Cap & Floor decision pending on Coire Glas 1.3 GW PHS power station
Britain’s largest Long Duration Electricity Storage (LDES) project at Coire Glas, near Fort William, has reached a significant milestone, with developer SSE completing a £100m exploratory works programme which saw it drill and blast a 1.2km tunnel into the hillside in the Scottish Highlands.
Image: SSE
The next stage of the process is a multi-criteria assessment (MCA) where Ofgem, working alongside the National Energy System Operator (NESO), will select a small number of LDES projects to be awarded a cap and floor contract in the summer.
Being awarded a cap and floor means the project is underwritten to provide financial protection on the downside. It ensures that the project can earn a minimum income to recover their investment.
If revenue is high, consumers are rewarded with the excess revenue being shared.
The MCA process scores projects across multiple criteria including deliverability, value for money and contribution to wider societal benefits such as reductions in consumer and system balancing costs.
Coire Glas could be the first major pumped storage hydro scheme built in more than 40 years more than doubling Great Britain’s existing electricity storage capacity.
Pumped storage schemes involve two bodies of water at different heights. During periods of low demand and/or surplus generation, electricity is used to pump water from the lower loch to the upper reservoir, storing energy. The energy is released by using the water to generate hydro-electricity at a time when demand is high and/or other variable generation is low.
How it works Image: SSE
The UK Government confirmed last year a cap and floor investment framework would be introduced to enable the deployment of long-duration electricity storage projects. Meanwhile, the system operator, NESO, has said pumped storage hydro will be critical for energy flexibility as part of the 2030 Clean Power plan.
Robert Bryce
Robert Bryce, Director of Hydro at SSE Renewables said:
“The decision to introduce a cap and floor investment framework was a massive step forward in delivering more of the flexible homegrown energy the UK needs to enable clean power by 2030 and our transition to net zero by 2050.
“Having reached this important milestone in the exploratory works, we are now looking forward to seeing further detail on how the first projects will be taken forward under the scheme, which will be a key enabler of the Government’s Clean Power Plan.”
At 1.3GW with up to 30GWh of storage capacity, Coire Glas could power three million homes for up to 24 hours and would nearly double Great Britain's total current electricity storage capacity, helping the UK to put even more of its homegrown renewable energy to use.
The exploratory works gathered important geological data to inform the main design of the scheme with over 90,000 tonnes of rock and earth excavated.

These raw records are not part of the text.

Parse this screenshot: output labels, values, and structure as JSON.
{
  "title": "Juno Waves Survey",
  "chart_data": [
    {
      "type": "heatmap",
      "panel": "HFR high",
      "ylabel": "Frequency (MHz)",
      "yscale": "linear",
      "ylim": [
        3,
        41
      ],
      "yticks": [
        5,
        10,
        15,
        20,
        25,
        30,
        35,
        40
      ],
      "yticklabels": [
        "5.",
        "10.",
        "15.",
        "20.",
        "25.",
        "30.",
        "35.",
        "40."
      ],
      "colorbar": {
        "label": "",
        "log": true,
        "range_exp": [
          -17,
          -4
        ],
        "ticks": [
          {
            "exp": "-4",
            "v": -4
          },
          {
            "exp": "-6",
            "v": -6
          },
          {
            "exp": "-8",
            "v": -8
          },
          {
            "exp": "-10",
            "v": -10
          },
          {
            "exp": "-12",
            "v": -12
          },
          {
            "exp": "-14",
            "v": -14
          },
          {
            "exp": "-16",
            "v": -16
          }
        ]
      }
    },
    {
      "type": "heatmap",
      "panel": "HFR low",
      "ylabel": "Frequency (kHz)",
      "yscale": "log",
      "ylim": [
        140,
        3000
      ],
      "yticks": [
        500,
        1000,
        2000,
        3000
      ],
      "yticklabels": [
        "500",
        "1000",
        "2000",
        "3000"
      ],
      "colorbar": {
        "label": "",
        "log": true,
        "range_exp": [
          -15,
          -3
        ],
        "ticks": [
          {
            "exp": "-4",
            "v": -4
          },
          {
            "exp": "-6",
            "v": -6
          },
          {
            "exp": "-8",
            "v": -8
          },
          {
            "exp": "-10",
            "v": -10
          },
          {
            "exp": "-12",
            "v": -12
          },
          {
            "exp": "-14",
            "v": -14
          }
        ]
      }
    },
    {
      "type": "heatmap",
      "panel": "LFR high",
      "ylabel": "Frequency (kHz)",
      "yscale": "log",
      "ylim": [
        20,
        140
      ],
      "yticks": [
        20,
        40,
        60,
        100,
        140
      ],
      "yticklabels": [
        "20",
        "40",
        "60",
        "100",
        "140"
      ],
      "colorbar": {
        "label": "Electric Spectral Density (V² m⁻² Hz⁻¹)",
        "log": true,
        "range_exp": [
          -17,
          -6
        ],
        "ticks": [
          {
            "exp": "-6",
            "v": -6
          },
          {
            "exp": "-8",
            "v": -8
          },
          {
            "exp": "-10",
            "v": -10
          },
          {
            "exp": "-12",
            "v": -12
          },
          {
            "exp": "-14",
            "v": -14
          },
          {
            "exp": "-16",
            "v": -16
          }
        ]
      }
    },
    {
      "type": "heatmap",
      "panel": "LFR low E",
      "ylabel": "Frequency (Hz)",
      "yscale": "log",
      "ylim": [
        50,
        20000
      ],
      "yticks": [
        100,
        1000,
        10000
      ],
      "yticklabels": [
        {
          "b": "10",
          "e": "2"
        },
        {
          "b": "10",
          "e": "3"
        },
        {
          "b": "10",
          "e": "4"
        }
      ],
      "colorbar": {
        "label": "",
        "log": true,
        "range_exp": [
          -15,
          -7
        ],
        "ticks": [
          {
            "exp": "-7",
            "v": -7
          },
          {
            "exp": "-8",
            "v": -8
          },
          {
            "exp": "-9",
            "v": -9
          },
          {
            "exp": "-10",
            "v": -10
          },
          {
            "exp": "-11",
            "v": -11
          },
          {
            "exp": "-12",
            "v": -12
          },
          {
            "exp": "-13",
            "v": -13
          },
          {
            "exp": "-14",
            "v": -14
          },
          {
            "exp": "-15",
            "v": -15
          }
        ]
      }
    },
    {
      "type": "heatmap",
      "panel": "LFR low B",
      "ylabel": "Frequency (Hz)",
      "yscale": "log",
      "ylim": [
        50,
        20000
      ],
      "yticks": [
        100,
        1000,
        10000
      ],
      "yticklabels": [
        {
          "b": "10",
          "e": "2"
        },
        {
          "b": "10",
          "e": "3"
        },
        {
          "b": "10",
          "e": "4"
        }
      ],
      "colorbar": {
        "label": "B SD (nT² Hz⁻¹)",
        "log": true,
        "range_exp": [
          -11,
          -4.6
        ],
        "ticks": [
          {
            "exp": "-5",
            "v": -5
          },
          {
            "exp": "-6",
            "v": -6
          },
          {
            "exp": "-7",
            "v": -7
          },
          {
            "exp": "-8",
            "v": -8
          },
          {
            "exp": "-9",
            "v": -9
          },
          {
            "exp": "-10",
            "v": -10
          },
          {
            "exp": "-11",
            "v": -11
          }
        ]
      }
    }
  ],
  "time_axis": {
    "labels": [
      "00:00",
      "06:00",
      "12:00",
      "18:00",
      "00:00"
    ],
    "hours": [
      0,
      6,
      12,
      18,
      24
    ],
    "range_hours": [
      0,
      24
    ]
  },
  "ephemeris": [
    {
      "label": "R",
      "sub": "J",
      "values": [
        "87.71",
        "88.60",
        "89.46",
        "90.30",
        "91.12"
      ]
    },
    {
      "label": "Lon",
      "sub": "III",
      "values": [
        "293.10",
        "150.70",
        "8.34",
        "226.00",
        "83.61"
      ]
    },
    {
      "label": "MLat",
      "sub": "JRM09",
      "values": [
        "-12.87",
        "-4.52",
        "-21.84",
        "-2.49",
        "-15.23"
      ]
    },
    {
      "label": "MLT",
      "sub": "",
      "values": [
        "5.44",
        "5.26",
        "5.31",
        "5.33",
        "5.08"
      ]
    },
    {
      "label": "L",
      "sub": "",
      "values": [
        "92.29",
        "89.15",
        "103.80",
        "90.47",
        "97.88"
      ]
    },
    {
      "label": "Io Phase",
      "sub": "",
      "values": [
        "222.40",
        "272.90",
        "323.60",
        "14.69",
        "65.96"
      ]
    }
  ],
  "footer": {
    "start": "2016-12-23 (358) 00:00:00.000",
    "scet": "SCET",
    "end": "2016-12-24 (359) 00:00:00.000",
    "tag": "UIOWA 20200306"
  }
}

Coire Glas received planning consent in 2020 and the project is the largest and most advanced of the more than 10GW of long duration electricity storage projects in the pipeline in the UK.
Robert added:
“We are encouraged to see that NESO has identified pumped storage as critical to both its potential pathways to achieve clean power by 2030. We eagerly await the UK government’s response to the CP30 Report, which is expected to set out the practical steps they will now take to make that pathway a reality. In our view this will require accelerated implementation of the cap and floor with a view to enabling final investment decisions at pace on the most advanced and impactful projects.”
Coire Glas enabling works Images: SSE
Scotland’s unique natural geography provides the ideal environment to deploy pumped storage hydro assets, delivering critical system flexibility by storing low-carbon power in times of surplus to be deployed when the wind doesn’t blow, and sun doesn’t shine.
Coire Glas would be able to ramp to its full generating capacity in under 60 seconds to rapidly support grid stability and start generating in under 10 seconds.
As it is predominantly a civil engineering project, most of the capex cost would be expected to be spent domestically - a major boost for the UK economy and local supply chains.
With an appropriate designed cap and floor regime in place and swift action to progress the first projects, SSE believes Coire Glas could be delivering flexibility to the system in the early 2030s.
Coire Glas is expected to deliver a GVA impact of £81.5 m to the Highlands and £123.9 million to the Scottish economy over the seven-year core construction period.
The project has also supported more than £160k of community and educational initiatives to date, with the project providing almost circa 30per cent local employment and if it goes ahead a multi-million-pound community benefit fund will be open to the region.